1. Le mandat de président ouvre-t-il des droits chômage

2. Conserver son ARE en créant une SASU

3. Président non rémunéré : maintien intégral de l'allocation

4. Président rémunéré : calcul de l'allocation réduite

5. Le dispositif ARCE comme alternative au maintien

6. Obligations déclaratives mensuelles envers France Travail

7. Erreurs qui font perdre ou suspendre les droits

FAQ

Pour aller plus loin

1. Le mandat de président ouvre-t-il des droits chômage

Un président de SASU exerce un mandat social, pas un contrat de travail. Il relève du régime général de la sécurité sociale pour la maladie et la retraite, mais son mandat ne donne lieu à aucune cotisation d'assurance chômage. Par conséquent, présider une SASU n'ouvre jamais de droit nouveau à l'allocation d'aide au retour à l'emploi (ARE), quel que soit le montant de la rémunération versée par la société.

Ce point fonctionne dans les deux sens. Le mandat ne crée pas de droits, mais il n'en supprime aucun. Les droits mobilisés pendant la création viennent exclusivement de l'emploi salarié antérieur, celui qui a donné lieu à des cotisations chômage avant la fin du contrat.

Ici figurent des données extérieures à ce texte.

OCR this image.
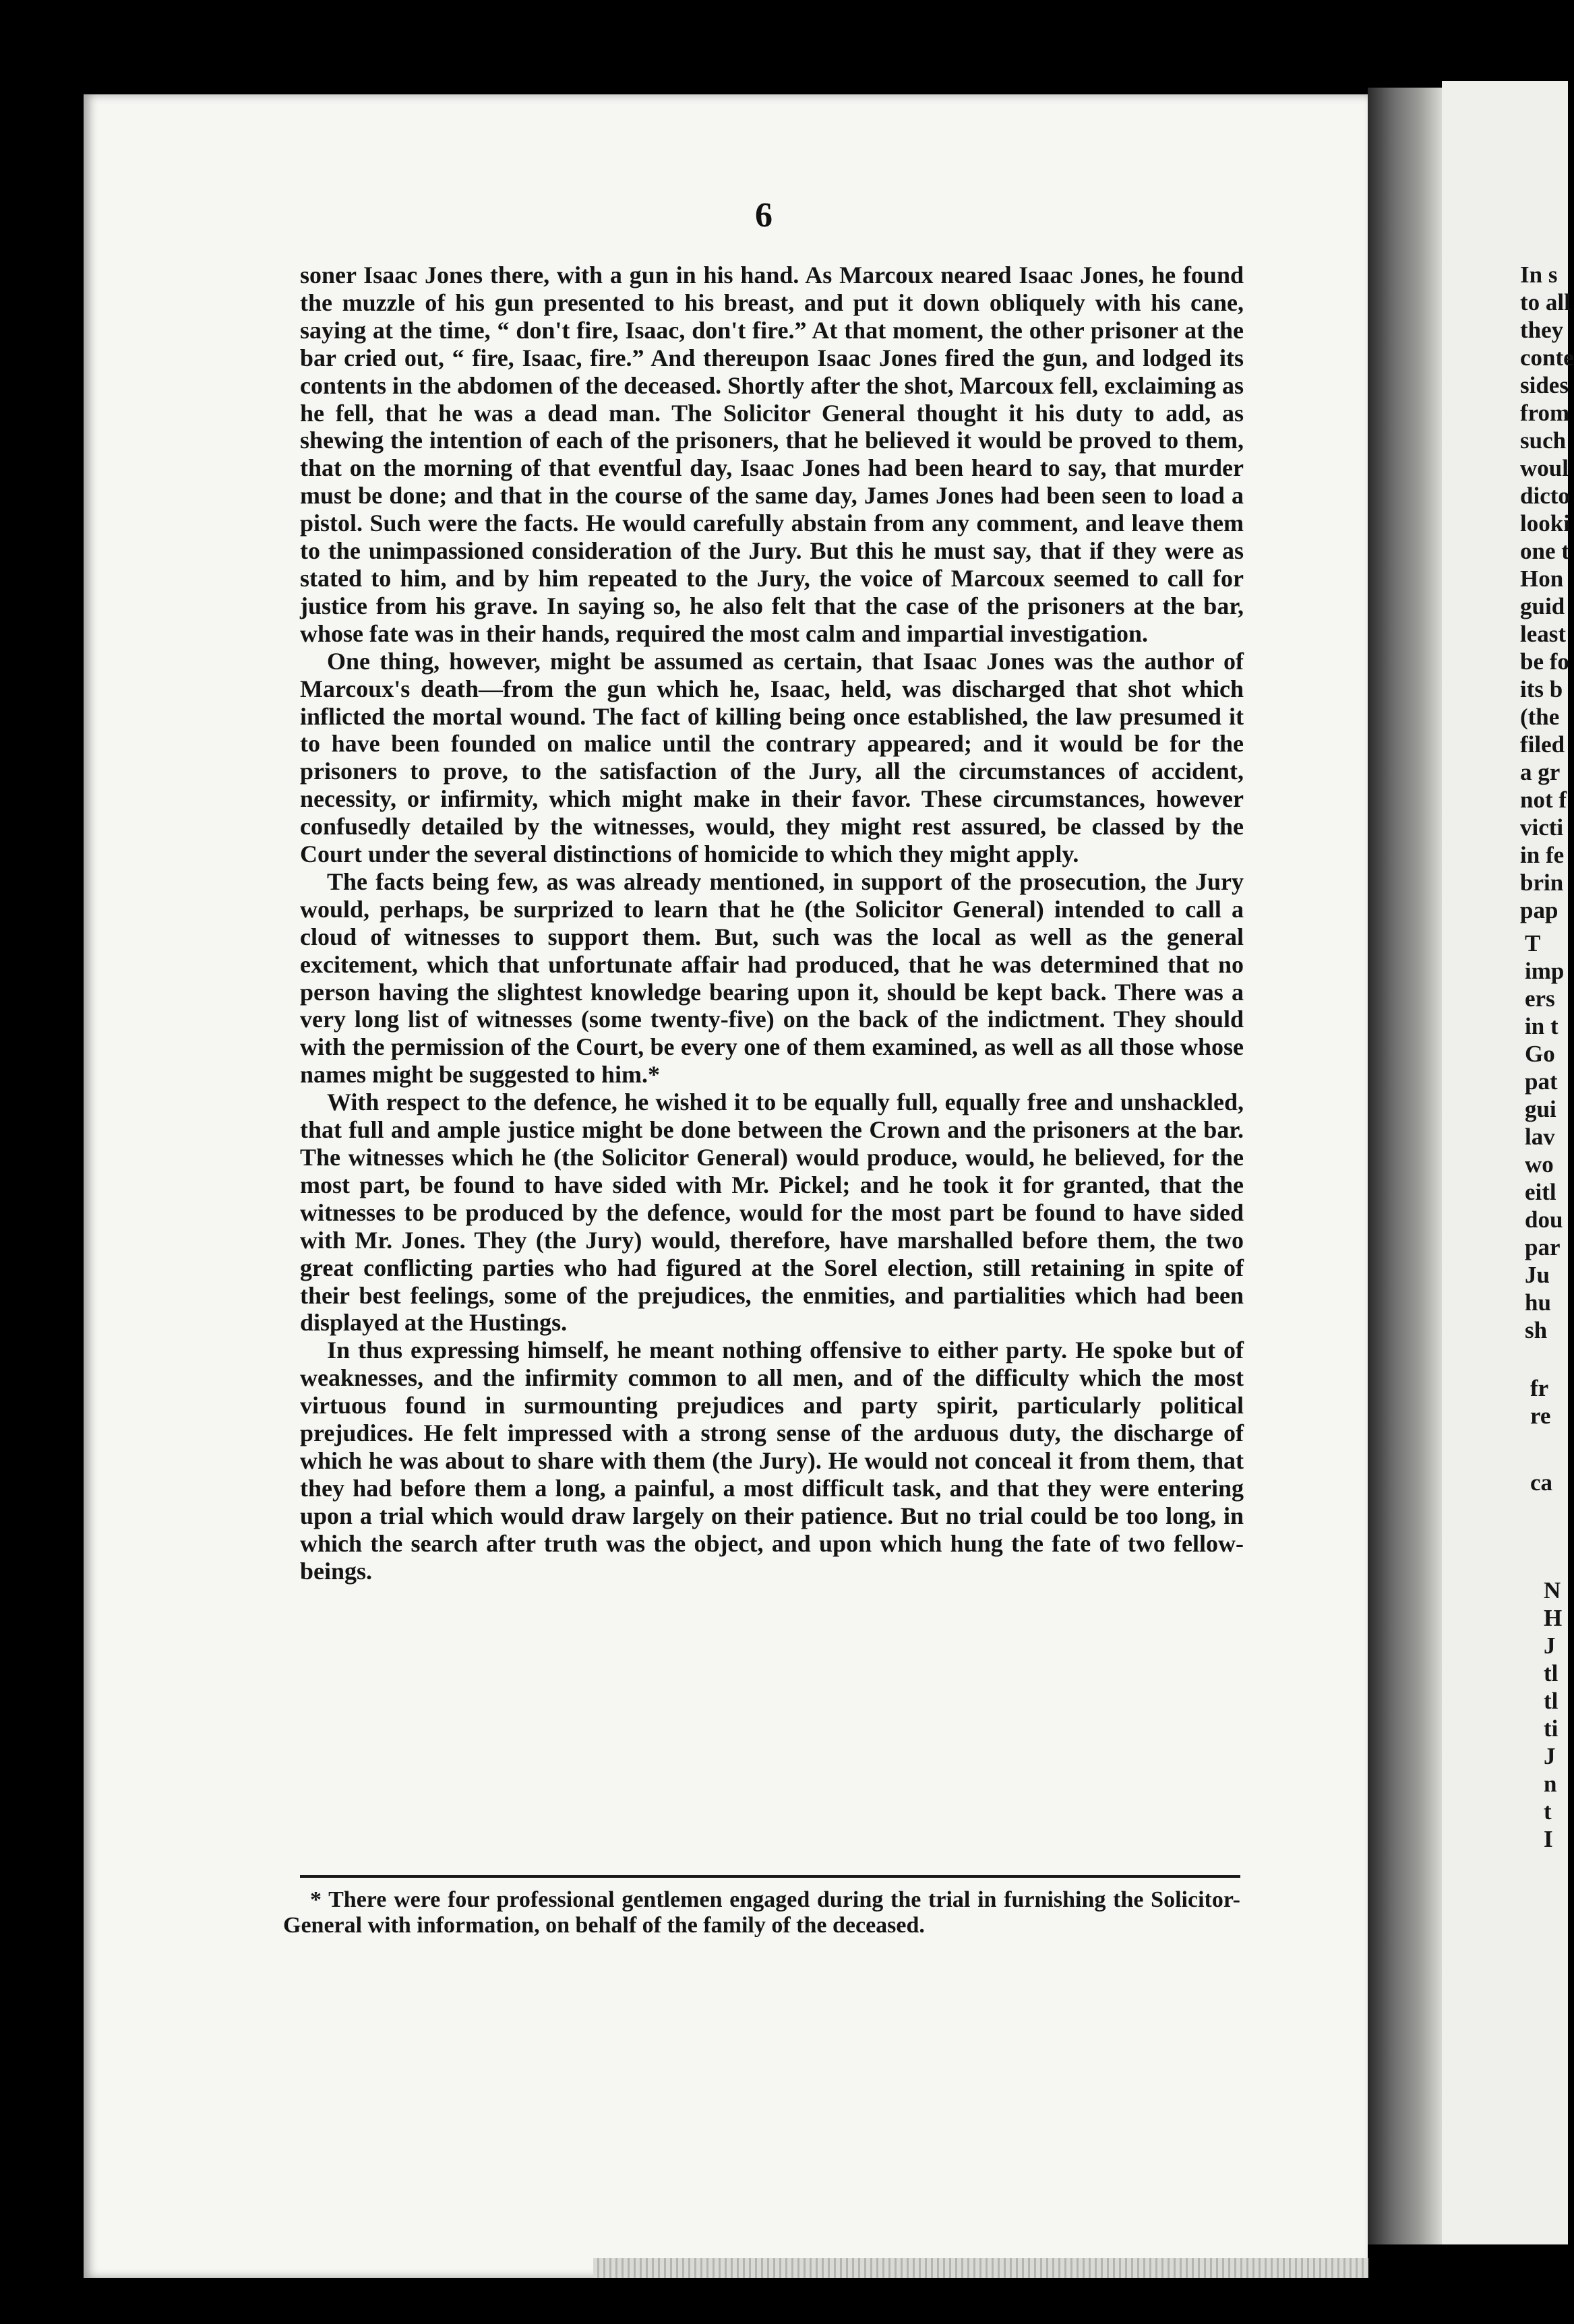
6

soner Isaac Jones there, with a gun in his hand. As Marcoux neared Isaac Jones, he found the muzzle of his gun presented to his breast, and put it down obliquely with his cane, saying at the time, “ don't fire, Isaac, don't fire.” At that moment, the other prisoner at the bar cried out, “ fire, Isaac, fire.” And thereupon Isaac Jones fired the gun, and lodged its contents in the abdomen of the deceased. Shortly after the shot, Marcoux fell, exclaiming as he fell, that he was a dead man. The Solicitor General thought it his duty to add, as shewing the intention of each of the prisoners, that he believed it would be proved to them, that on the morning of that eventful day, Isaac Jones had been heard to say, that murder must be done; and that in the course of the same day, James Jones had been seen to load a pistol. Such were the facts. He would carefully abstain from any comment, and leave them to the unimpassioned consideration of the Jury. But this he must say, that if they were as stated to him, and by him repeated to the Jury, the voice of Marcoux seemed to call for justice from his grave. In saying so, he also felt that the case of the prisoners at the bar, whose fate was in their hands, required the most calm and impartial investigation.

One thing, however, might be assumed as certain, that Isaac Jones was the author of Marcoux's death—from the gun which he, Isaac, held, was discharged that shot which inflicted the mortal wound. The fact of killing being once established, the law presumed it to have been founded on malice until the contrary appeared; and it would be for the prisoners to prove, to the satisfaction of the Jury, all the circumstances of accident, necessity, or infirmity, which might make in their favor. These circumstances, however confusedly detailed by the witnesses, would, they might rest assured, be classed by the Court under the several distinctions of homicide to which they might apply.

The facts being few, as was already mentioned, in support of the prosecution, the Jury would, perhaps, be surprized to learn that he (the Solicitor General) intended to call a cloud of witnesses to support them. But, such was the local as well as the general excitement, which that unfortunate affair had produced, that he was determined that no person having the slightest knowledge bearing upon it, should be kept back. There was a very long list of witnesses (some twenty-five) on the back of the indictment. They should with the permission of the Court, be every one of them examined, as well as all those whose names might be suggested to him.*

With respect to the defence, he wished it to be equally full, equally free and unshackled, that full and ample justice might be done between the Crown and the prisoners at the bar. The witnesses which he (the Solicitor General) would produce, would, he believed, for the most part, be found to have sided with Mr. Pickel; and he took it for granted, that the witnesses to be produced by the defence, would for the most part be found to have sided with Mr. Jones. They (the Jury) would, therefore, have marshalled before them, the two great conflicting parties who had figured at the Sorel election, still retaining in spite of their best feelings, some of the prejudices, the enmities, and partialities which had been displayed at the Hustings.

In thus expressing himself, he meant nothing offensive to either party. He spoke but of weaknesses, and the infirmity common to all men, and of the difficulty which the most virtuous found in surmounting prejudices and party spirit, particularly political prejudices. He felt impressed with a strong sense of the arduous duty, the discharge of which he was about to share with them (the Jury). He would not conceal it from them, that they had before them a long, a painful, a most difficult task, and that they were entering upon a trial which would draw largely on their patience. But no trial could be too long, in which the search after truth was the object, and upon which hung the fate of two fellow-beings.

* There were four professional gentlemen engaged during the trial in furnishing the Solicitor-General with information, on behalf of the family of the deceased.
In s
to all
they
conte
sides
from
such
woul
dicto
looki
one t
Hon
guid
least
be fo
its b
(the
filed
a gr
not f
victi
in fe
brin
pap
T
imp
ers
in t
Go
pat
gui
lav
wo
eitl
dou
par
Ju
hu
sh
fr
re
ca
N
H
J
tl
tl
ti
J
n
t
I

Reste le cumul entre mandat social et contrat de travail. Il suppose des fonctions techniques distinctes de la direction et un lien de subordination réel, donc un pouvoir de sanction exercé par un tiers. Chez un président associé unique de SASU, cette condition n'est en pratique pas remplie.

2. Conserver son ARE en créant une SASU

La création de la société ne met pas fin à l'indemnisation : elle en modifie les modalités de versement. Le dirigeant conserve le reliquat de droits acquis avant la fin de son contrat, à condition de rester inscrit comme demandeur d'emploi sans interruption et de s'actualiser chaque mois.

ÉlémentEffet de la création de la SASU
Origine des droitsEmploi salarié antérieur, inchangée
Existence du reliquatConservée, aucun droit nouveau ouvert
Inscription comme demandeur d'emploiÀ maintenir sans interruption
Versement mensuelDépend de la rémunération du mandat
ActualisationObligatoire, y compris sans rémunération

Trois situations se distinguent ensuite : le président ne se rémunère pas, il se rémunère, ou il opte pour un versement en capital. Le choix se décide avant la première paie, car il conditionne le traitement des mois suivants.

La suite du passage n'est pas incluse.